Denizcilik üzerine düşünceler

efekaptan
Ocak 26, 2017

Evet… Denizciliğin ne kadar zor olduğunu hepimiz biliyoruz… Her ne kadar iyi bir şekilde denizciler tarafından bu zorluklar anlatılsa bile  denizci birisini karada çalışan birisinin anlaması mümkün değil, Fırtınaların bofor rüzgar skalasını yazmaya ya da gemimizin korsan bölgelerinden geçerken binlerce dolar ödeyerek kırlangıçlarına aldığı guard’lardan , bir liman manevrasında halatların kopmasından, limana yanaşırken şirket zarar etmesin diye römorkör alınmayıp, ana makinenin arıza yapmasından ,milyon dolarlık geminin sorunlarından ya da geminin yüklemesi ile veya mürettabatı ilgili sorunlardan bahsedecek olursak yine anlaşılmayacağız …

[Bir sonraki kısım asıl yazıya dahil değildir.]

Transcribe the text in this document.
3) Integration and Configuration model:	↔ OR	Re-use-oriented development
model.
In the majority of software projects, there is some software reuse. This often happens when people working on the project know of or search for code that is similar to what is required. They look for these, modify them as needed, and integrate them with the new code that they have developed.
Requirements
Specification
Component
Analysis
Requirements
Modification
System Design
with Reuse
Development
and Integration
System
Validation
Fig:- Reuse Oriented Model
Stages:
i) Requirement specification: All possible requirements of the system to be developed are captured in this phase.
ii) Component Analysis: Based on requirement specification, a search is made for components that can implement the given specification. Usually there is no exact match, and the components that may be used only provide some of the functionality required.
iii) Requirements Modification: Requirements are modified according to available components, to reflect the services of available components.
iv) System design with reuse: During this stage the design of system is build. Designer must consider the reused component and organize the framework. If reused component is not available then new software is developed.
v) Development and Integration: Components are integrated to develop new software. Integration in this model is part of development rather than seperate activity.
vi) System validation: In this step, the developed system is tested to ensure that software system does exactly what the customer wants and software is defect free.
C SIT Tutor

Bütün bunlar özellikle hiçbir denizcilik şirketinin umurunda değil… sen şirketin yükünü limana verilen estimated time arrival  zamanında ulaştırabildin mi onu söyle… Meteoroloji falan bunlar hep bahane… Meteorolojiyi takip eden kaptan, kafasını limandan çıkartmaz. O Navtex ve inmarsat-c hava raporlarını balya balya sandıklara koymanın anlamı başka…Oysaki gemideki yapılan talimlerin hiçbiri eğlence olsun diye yapılmıyor… Onlarca talim planı var. gemiyi terk, yangın talimi, çatışma talimi, korsan bölgesi talimi vb…Denizci her zaman hazırdır. Gemiye ilk çıkan stajyere buranın yüzen bir fabrika olduğu boşuna söylenmez… Her zaman yapılacak ve öğrenilecek iş vardır. Bir uzakyol kaptanı yetişmesi için denizcilik fakültesinde 1 yıl deniz stajı ve 4 yıl teorik eğitim alarak 5 yılda yetişiyor. ortada büyük bir emek var. bu sürede denizcilik İngilizcesi iyi seviyelere de gelmeli ki yerli yabancı demeden tüm şirketlerde gemi bulunabilsin… tüm bunlara rağmen denizcilik şirketleri maaşları dünya geneline göre optimum oranda değildir. Gemide iş dağılımı ısm evraklarına göre adil gözükse bile bu bile adil değildir… gemideki büyük oyuncu kaptandır.kaptan şirketin operasyon bilgileri doğrultusunda oyunu kurar…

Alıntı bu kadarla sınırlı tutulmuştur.